Health responsibility was one of the dimensions of health-promoting behaviors examined in the present study. The experimental group had higher scores on this dimension after receiving the collaborative care intervention, while no change was observed in the control group. This finding is consistent with those of Audulv et al. (2010) who developed an intervention for patients with cardiovascular disease; the intervention significantly improved the responsibility of patients, and this in turn increased patients’ control on their condition.
The collaborative care model used in the present study was more effective in improving physical activity, nutrition, health responsibility, and interpersonal relationships than stress management and effective self-actualization; therefore, the two last dimensions require special research attention. In addition, patients with heart failure may require a longer time to adjust to their problem therefore developing a proper level of stress management and selfactualization.
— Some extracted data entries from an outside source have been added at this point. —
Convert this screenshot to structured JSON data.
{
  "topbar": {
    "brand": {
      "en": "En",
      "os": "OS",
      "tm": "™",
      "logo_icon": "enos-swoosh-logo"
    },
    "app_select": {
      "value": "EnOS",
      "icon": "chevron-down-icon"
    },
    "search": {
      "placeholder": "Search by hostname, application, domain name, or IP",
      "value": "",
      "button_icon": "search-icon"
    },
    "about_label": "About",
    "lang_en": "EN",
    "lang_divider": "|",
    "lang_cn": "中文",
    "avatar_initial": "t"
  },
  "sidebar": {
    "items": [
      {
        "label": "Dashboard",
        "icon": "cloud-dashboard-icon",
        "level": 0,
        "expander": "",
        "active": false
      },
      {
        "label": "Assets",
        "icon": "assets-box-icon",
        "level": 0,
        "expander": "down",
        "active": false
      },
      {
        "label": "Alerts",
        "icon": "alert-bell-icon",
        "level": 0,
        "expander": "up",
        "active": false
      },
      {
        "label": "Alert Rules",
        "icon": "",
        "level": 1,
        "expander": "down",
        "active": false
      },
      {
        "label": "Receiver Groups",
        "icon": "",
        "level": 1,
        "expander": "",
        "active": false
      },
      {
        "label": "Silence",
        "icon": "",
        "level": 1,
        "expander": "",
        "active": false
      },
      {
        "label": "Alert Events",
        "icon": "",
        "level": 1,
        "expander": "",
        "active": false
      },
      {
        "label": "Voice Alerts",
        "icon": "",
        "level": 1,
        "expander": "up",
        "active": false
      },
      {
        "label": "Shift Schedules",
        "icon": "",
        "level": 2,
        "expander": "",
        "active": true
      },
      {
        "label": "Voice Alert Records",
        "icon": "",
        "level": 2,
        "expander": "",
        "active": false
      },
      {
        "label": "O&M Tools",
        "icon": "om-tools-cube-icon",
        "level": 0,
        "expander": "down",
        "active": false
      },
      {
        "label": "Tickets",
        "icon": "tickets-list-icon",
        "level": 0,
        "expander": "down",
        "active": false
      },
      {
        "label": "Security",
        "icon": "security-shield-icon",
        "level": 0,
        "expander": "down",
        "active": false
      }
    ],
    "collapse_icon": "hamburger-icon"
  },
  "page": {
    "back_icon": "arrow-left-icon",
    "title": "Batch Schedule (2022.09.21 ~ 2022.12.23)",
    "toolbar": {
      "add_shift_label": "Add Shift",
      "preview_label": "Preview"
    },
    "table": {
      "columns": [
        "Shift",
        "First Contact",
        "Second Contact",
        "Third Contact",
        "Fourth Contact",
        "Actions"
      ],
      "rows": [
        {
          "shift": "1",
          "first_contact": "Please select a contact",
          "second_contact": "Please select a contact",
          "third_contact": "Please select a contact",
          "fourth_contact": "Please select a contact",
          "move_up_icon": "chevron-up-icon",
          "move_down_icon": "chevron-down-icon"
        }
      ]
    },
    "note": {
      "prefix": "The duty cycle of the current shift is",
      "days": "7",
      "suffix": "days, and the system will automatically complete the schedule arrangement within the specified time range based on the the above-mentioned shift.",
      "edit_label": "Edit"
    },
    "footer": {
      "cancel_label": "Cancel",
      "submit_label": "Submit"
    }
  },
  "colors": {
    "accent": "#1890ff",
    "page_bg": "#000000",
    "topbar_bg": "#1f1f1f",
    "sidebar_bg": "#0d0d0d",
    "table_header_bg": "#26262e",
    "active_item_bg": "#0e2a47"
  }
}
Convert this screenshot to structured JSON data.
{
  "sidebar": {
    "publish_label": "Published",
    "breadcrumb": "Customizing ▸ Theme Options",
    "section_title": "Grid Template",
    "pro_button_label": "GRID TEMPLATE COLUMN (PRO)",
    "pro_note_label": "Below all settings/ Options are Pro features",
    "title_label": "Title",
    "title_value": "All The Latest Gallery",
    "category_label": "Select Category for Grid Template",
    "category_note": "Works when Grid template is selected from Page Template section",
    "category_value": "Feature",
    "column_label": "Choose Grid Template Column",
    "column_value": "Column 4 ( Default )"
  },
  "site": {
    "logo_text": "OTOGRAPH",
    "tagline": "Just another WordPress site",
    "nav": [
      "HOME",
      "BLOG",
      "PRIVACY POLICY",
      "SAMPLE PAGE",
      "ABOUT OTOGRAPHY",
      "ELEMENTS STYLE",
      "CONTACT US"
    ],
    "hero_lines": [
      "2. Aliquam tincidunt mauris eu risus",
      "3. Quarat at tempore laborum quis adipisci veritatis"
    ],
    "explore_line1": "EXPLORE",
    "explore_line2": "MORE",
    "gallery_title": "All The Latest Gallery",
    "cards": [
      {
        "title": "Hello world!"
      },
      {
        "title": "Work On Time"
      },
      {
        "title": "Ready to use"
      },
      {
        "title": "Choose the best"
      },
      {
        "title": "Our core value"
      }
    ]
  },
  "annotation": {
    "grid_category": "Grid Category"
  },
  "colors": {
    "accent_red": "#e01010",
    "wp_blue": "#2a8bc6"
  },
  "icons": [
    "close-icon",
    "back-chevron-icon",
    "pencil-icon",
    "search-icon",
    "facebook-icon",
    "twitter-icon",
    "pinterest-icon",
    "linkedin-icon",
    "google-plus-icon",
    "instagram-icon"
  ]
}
An important goal of education based on the collaborative care model is to build permanent adaptive behaviors, and it is the continuity of behaver that is important. When a patient learns the principles of care in accordance with their illness and prescribed medications, they can cope with their new condition more effectively. Lack of awareness of self-care in patients with chronic disorders can lead to readmission to hospital, and if part of care responsibly can be shared with the patient and their family through training, patient recovery from illness can be achieved faster, and hospital beds can be freed up.
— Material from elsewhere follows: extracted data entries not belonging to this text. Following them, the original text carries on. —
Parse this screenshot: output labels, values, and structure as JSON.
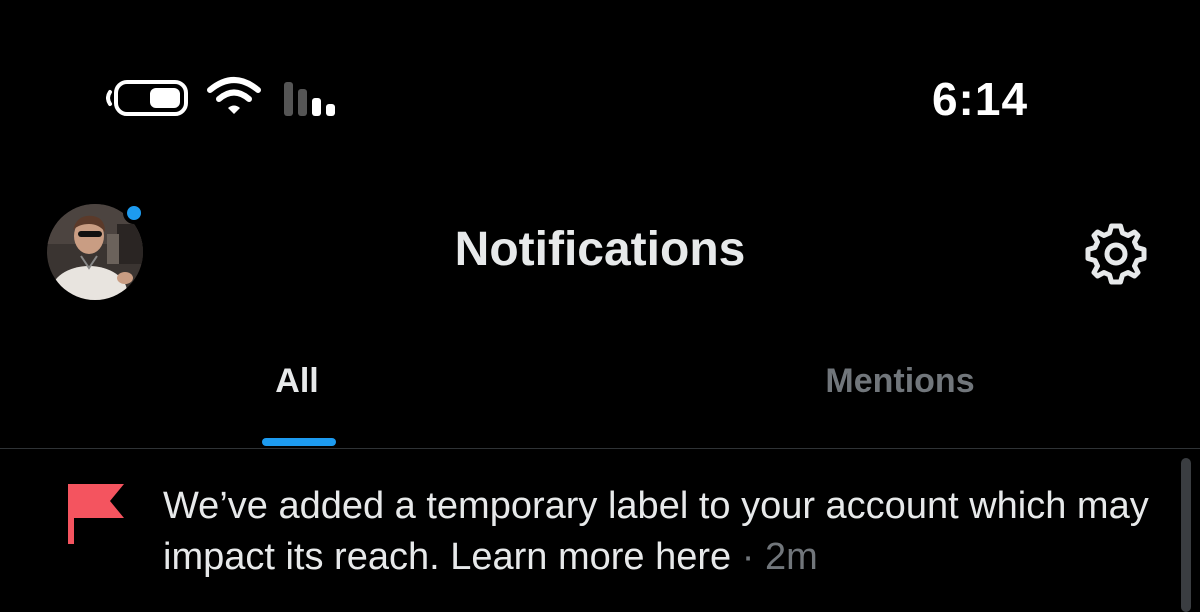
{
  "status_bar": {
    "time": "6:14",
    "battery_icon": "battery-icon",
    "wifi_icon": "wifi-icon",
    "signal_icon": "cellular-signal-icon"
  },
  "header": {
    "title": "Notifications",
    "avatar_icon": "profile-avatar",
    "settings_icon": "gear-icon",
    "has_unread_dot": true
  },
  "tabs": [
    {
      "label": "All",
      "active": true
    },
    {
      "label": "Mentions",
      "active": false
    }
  ],
  "notifications": [
    {
      "icon": "flag-icon",
      "text": "We’ve added a temporary label to your account which may impact its reach. Learn more here",
      "separator": " · ",
      "time": "2m"
    }
  ],
  "colors": {
    "background": "#000000",
    "accent": "#1d9bf0",
    "flag": "#f4545f",
    "primary_text": "#e7e9ea",
    "secondary_text": "#71767b"
  }
}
In the collaborative care model, in-person and written training is used to increase clients’ awareness of the nature of their illness, proper diets, proper level of physical activity, and aggravating and alleviating factors related to the disorder. The collaborative care model makes clients more sensitive and responsible toward the treatment regimen through involving them in the treatment process. In addition, through this model, clients can share their opinions with doctors and nurses. This collaboration helps patients better understand their conditions, and cooperate more with the medical team; this can in turn maintain their health and improve their self-efficacy.
Study limitations
The first limitation of the present study was that most of the participants were illiterate, and it was needed that the researcher explains the items of the questionnaire to them in a simple language; therefore, they may have misunderstood some items. Another limitation concerns the cultural and social factors that may have affected participants’ answers; therefore, caution should be taken in generalizing the results. In addition, during the time of the study, the participants may have received some information about the study objectives through public media (radio, television, newspapers); this was out the researcher’s control.
Conclusion
Collaborative care model has positive effects on health-promoting behaviors of patients with heart failure and is easily administered; therefore, it is suggested for patients with heart failure. It can significantly increase selfcare capacity, independence in performing daily activities, and finally quality of life in patients with heart failure. Therefore, we suggest healthcare providers, especially nurses, as important members of the medical team, to use this intervention to improve health responsibility, nutrition, physical activity, and interpersonal relationships of patients with heart failure.